Effect of malaria infection status on artesunate and DHA pharmacokinetics
Teja-Isavadharm et al., conducted a direct comparison of DHA pharmacokinetics following oral AS administration in healthy adults and falciparum malaria patients [32]. The investigators found significantly higher AUC and Cmax of DHA in subjects with malaria as compared to healthy subjects. Similar results were obtained by Binh et al in a study comparing the PK in eight patients with falciparum malaria and ten healthy subjects [33]. Due to the small size of both studies, definitive conclusion regarding differences in PK between healthy and infected subjects cannot be drawn [23]. However, as DHA clearance is dependent on hepatic blood flow, a reduction in clearance, and consequently an increase in exposure associated with acute malaria infection, would be consistent with known DHA’s PK properties [23].
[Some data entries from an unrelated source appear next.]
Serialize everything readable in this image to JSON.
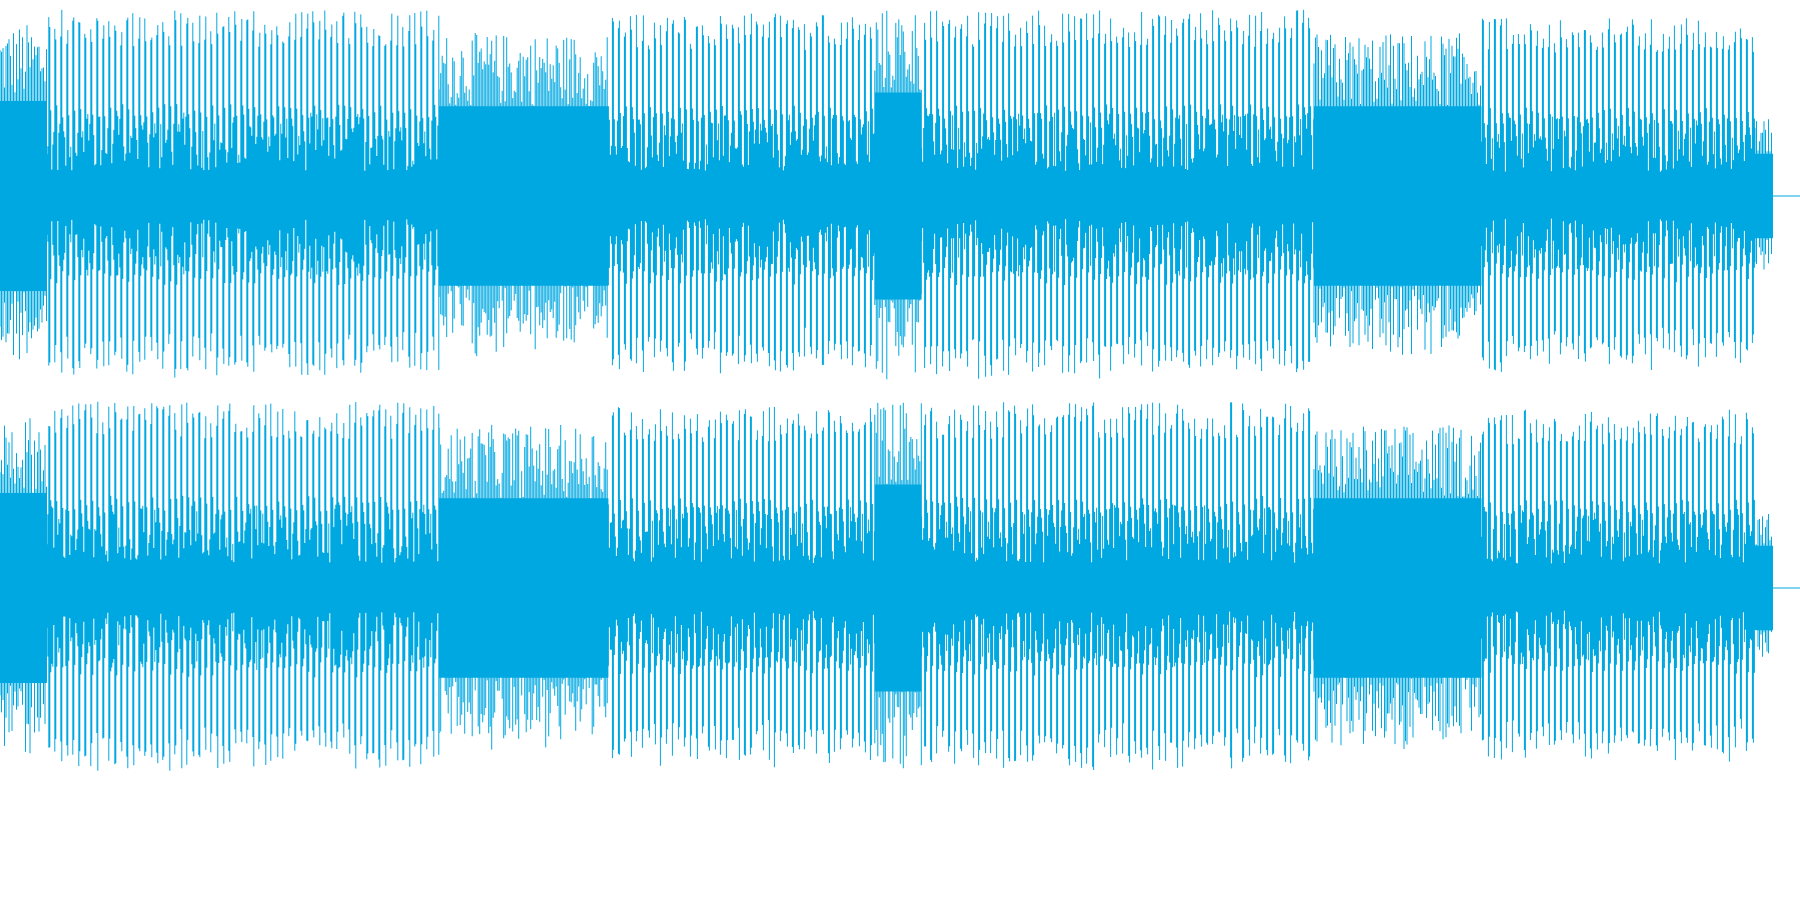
{
  "waveform": {
    "color": "#00a8e1",
    "background": "#ffffff",
    "channel_count": 2,
    "channels": [
      {
        "name": "",
        "segments": [
          {
            "from": 0.0,
            "to": 0.026,
            "level": 0.9,
            "density": "dense"
          },
          {
            "from": 0.026,
            "to": 0.244,
            "level": 0.97,
            "density": "sparse"
          },
          {
            "from": 0.244,
            "to": 0.338,
            "level": 0.85,
            "density": "dense"
          },
          {
            "from": 0.338,
            "to": 0.486,
            "level": 0.95,
            "density": "sparse"
          },
          {
            "from": 0.486,
            "to": 0.512,
            "level": 0.98,
            "density": "dense"
          },
          {
            "from": 0.512,
            "to": 0.73,
            "level": 0.97,
            "density": "sparse"
          },
          {
            "from": 0.73,
            "to": 0.823,
            "level": 0.85,
            "density": "dense"
          },
          {
            "from": 0.823,
            "to": 0.975,
            "level": 0.93,
            "density": "sparse"
          },
          {
            "from": 0.975,
            "to": 0.985,
            "level": 0.4,
            "density": "dense"
          }
        ]
      },
      {
        "name": "",
        "segments": [
          {
            "from": 0.0,
            "to": 0.026,
            "level": 0.9,
            "density": "dense"
          },
          {
            "from": 0.026,
            "to": 0.244,
            "level": 0.97,
            "density": "sparse"
          },
          {
            "from": 0.244,
            "to": 0.338,
            "level": 0.85,
            "density": "dense"
          },
          {
            "from": 0.338,
            "to": 0.486,
            "level": 0.95,
            "density": "sparse"
          },
          {
            "from": 0.486,
            "to": 0.512,
            "level": 0.98,
            "density": "dense"
          },
          {
            "from": 0.512,
            "to": 0.73,
            "level": 0.97,
            "density": "sparse"
          },
          {
            "from": 0.73,
            "to": 0.823,
            "level": 0.85,
            "density": "dense"
          },
          {
            "from": 0.823,
            "to": 0.975,
            "level": 0.93,
            "density": "sparse"
          },
          {
            "from": 0.975,
            "to": 0.985,
            "level": 0.4,
            "density": "dense"
          }
        ]
      }
    ]
  }
}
Malaria treatment and artemisinin resistance
Artemisinin-based combination therapies (ACTs) are recommended by the WHO as the first line treatment for uncomplicated Plasmodium Falciparum [34]. In ACTs, artemisinin quickly, and drastically, reduces the majority of malaria parasites, with the partner drug clearing the remaining parasites to prevent recrudescence [35,36]. Artemisinin resistance is defined as delayed parasite clearance (following treatment with an artesunate monotherapy or ACT) observed as a parasite clearance half-life greater than five hours or microscopic evidence of parasites on day three [37]. This represents partial resistance. While artemisinin resistance alone does not necessarily lead to malaria treatment failure, reduced efficacy of the artemisinin component places greater demands on the partner drug to clear a larger parasite mass, jeopardizing future efficacy (WHO). Examples of ACTs include artemether-lumefantrine, artesunate-amodiaquine, artesunate-mefloquine, among others. Standard ACTs regimen for uncomplicated malaria is an oral 3-day course. Most studies indicate that current ACTs recommended in national malaria treatment policies remain effective, with an overall efficacy rate of greater than 95% [38].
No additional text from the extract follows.